In contrast to work in PA, Duke/USGS study finds no groundwater issues in Arkansas #fracking regions. Main conclusions:
• Methane in groundwater is low and likely associated with shallow aquifer processes.
• No relationship between methane and salinity in groundwater and shale-gas wells.
• δ13CCH4 and δ13CDIC suggest biogenic origin for dissolved methane.
• Water- aquifer rock interaction controls majority of water chemistry.
More from Duke U. news release:
Previous peer-reviewed studies by Duke scientists found direct evidence of methane contamination in drinking water wells near shale-gas drilling sites in the Marcellus Shale basin of northeastern Pennsylvania, as well as possible connectivity between deep brines and shallow aquifers, but no evidence of contamination from fracking fluids.

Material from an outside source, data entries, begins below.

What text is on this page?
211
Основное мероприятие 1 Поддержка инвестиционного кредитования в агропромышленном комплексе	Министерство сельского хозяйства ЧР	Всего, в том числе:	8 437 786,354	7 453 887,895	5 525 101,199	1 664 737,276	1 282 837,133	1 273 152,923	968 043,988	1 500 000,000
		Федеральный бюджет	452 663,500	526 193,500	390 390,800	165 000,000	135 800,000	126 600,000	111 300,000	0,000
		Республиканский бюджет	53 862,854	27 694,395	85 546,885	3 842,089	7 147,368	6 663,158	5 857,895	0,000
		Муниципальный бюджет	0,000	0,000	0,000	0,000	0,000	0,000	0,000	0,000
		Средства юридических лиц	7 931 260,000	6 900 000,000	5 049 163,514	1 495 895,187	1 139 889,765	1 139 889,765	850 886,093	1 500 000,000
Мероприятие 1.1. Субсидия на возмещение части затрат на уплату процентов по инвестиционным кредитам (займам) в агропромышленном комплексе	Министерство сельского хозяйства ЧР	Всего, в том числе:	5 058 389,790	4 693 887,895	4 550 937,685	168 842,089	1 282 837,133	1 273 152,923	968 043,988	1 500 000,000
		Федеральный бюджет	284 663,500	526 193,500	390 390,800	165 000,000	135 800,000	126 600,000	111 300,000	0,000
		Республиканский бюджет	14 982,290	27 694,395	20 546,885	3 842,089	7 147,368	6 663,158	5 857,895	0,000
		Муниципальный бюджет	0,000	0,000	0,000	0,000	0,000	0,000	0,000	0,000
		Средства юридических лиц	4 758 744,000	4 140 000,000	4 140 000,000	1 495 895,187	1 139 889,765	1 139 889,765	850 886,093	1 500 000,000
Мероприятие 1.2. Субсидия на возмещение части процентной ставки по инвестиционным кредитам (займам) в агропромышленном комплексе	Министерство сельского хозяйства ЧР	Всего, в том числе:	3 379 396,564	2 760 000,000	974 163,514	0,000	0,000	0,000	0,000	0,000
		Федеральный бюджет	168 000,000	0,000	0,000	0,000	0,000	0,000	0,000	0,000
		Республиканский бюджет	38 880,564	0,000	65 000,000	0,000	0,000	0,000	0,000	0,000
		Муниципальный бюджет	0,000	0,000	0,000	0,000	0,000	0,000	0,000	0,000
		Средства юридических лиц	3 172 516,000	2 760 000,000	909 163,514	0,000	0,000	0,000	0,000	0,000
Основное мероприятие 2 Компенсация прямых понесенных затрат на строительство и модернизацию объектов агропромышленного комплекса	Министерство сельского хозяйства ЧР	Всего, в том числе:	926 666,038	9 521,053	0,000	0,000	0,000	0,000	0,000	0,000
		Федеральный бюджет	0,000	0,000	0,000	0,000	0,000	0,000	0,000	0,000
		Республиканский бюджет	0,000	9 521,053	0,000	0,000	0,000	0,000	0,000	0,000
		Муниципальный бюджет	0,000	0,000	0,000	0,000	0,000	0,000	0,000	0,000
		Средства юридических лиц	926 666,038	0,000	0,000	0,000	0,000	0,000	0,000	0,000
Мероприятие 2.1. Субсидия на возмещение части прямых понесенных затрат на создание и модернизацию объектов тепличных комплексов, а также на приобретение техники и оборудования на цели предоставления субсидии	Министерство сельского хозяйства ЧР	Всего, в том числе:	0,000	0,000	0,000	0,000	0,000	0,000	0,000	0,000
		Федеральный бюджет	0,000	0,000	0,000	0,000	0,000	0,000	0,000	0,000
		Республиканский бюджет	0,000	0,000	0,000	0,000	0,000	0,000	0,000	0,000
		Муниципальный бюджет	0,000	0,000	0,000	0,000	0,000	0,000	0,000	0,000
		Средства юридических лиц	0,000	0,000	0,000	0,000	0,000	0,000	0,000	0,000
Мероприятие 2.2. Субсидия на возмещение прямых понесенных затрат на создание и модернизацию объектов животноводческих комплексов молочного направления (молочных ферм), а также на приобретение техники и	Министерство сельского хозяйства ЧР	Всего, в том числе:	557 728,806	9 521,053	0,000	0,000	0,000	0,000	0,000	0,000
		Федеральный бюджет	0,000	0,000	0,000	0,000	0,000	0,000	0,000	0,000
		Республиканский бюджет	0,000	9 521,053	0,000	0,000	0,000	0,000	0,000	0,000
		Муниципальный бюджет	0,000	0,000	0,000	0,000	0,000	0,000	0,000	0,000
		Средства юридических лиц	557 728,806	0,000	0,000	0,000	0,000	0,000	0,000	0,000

“The hydrogeology of Arkansas’s Fayetteville Shale basin is very different from Pennsylvania’s Marcellus Shale,” [Avner] Vengosh noted. Far from contradicting the earlier studies, the Arkansas study “suggests that variations in local and regional geology play major roles in determining the possible risk of groundwater impacts from shale gas development. As such, they must be taken into consideration before drilling begins.”
Human factors — such as the drilling techniques used and the integrity of the wellbores – also likely play a role in preventing, or allowing, gas leakage from drilling sites to shallow aquifers, Vengosh said.